JR西日本はこのほど、山陰本線益田~須佐間と山口線津和野~益田間の運転再開を発表した。山口線では、新山口~地福間でSL列車も運転再開される。
島根県西部・山口県北部では、7月28日および8月24日に発生した集中豪雨にともない、山陰本線、山口線、三江線の一部区間で橋りょうが流されるなどの大きな被害が生じた。現在は山陰本線奈古~益田間、山口線地福~益田間、三江線浜原~江津間にて、バスによる代行輸送が実施されている。
これらの区間のうち、山陰本線益田~須佐間は11月9日の始発列車から運転再開され、普通列車8往復が運行されることに。代行バスの運行区間は須佐~奈古間となり、同区間の代行バス(1日8往復)はすべて須佐駅・奈古駅発着の列車と接続を取る。山口線津和野~益田間は11月16日の始発列車から運転再開され、特急「スーパーおき」は3往復とも津和野駅発着に。その他、普通列車8往復が設定される。代行バスは地福~津和野間で下り9本・上り8本の運行となる。
山口線新山口~地福間では、7月28日の集中豪雨以降、運転取りやめとなったSL列車も運転再開。11月2・3日の2日間、「SLがんばろう山口・津和野」号(レトロ客車5両)が運行されるほか、12月21日に「SLクリスマス」号(レトロ客車3両)、1月1~3日に「SL津和野稲成」号(レトロ客車3両)が登場。いずれもレトロ客車(全車指定席)とC56形、DD51形が使用され、新山口駅を10時48分に発車し、地福駅に12時14分に到着する。

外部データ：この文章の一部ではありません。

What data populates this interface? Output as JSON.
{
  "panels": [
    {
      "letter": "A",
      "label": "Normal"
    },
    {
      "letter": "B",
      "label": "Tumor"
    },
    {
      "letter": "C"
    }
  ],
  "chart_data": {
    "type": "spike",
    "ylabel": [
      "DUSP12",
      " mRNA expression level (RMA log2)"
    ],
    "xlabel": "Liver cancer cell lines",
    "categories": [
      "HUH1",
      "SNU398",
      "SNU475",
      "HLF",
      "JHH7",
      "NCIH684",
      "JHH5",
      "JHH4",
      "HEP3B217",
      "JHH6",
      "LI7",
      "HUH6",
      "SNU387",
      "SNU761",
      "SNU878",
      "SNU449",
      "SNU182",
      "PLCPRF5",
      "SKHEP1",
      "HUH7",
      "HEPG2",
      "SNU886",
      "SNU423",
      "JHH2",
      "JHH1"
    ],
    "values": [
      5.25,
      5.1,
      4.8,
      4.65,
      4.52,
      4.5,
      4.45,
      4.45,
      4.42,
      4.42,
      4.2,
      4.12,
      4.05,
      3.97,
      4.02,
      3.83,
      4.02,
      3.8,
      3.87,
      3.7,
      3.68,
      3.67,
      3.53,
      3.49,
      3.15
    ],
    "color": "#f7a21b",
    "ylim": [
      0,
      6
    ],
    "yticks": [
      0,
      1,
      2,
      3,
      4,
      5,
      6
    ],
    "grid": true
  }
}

山陰本線・山口線一部区間の運転再開は10月定例社長会見でも言及され、山口線に関して、「信号機やポイントを制御するCTCケーブルが橋りょうの流失などにより寸断されておりますが、他の線区に敷設している既存ケーブルを迂回して遠隔制御を行います」と発表。残る不通区間も各自治体の協力の下、運転再開に向けて全力で取り組むとしている。
山口線でのSL列車の運転再開については、津和野観光のシンボル的存在であることから、「かねてより山口県知事をはじめ、運転再開に向けた強いご要望をいただいておりました」とのこと。11月からのSL列車の運行に合わせ、無料の観光アクセスバスで津和野方面への接続を図る予定だ。さらに、新山口~津和野間で中国ジェイアールバスによる直通ノンストップバスも運行予定。津和野行3便・新山口行4便が設定されるという。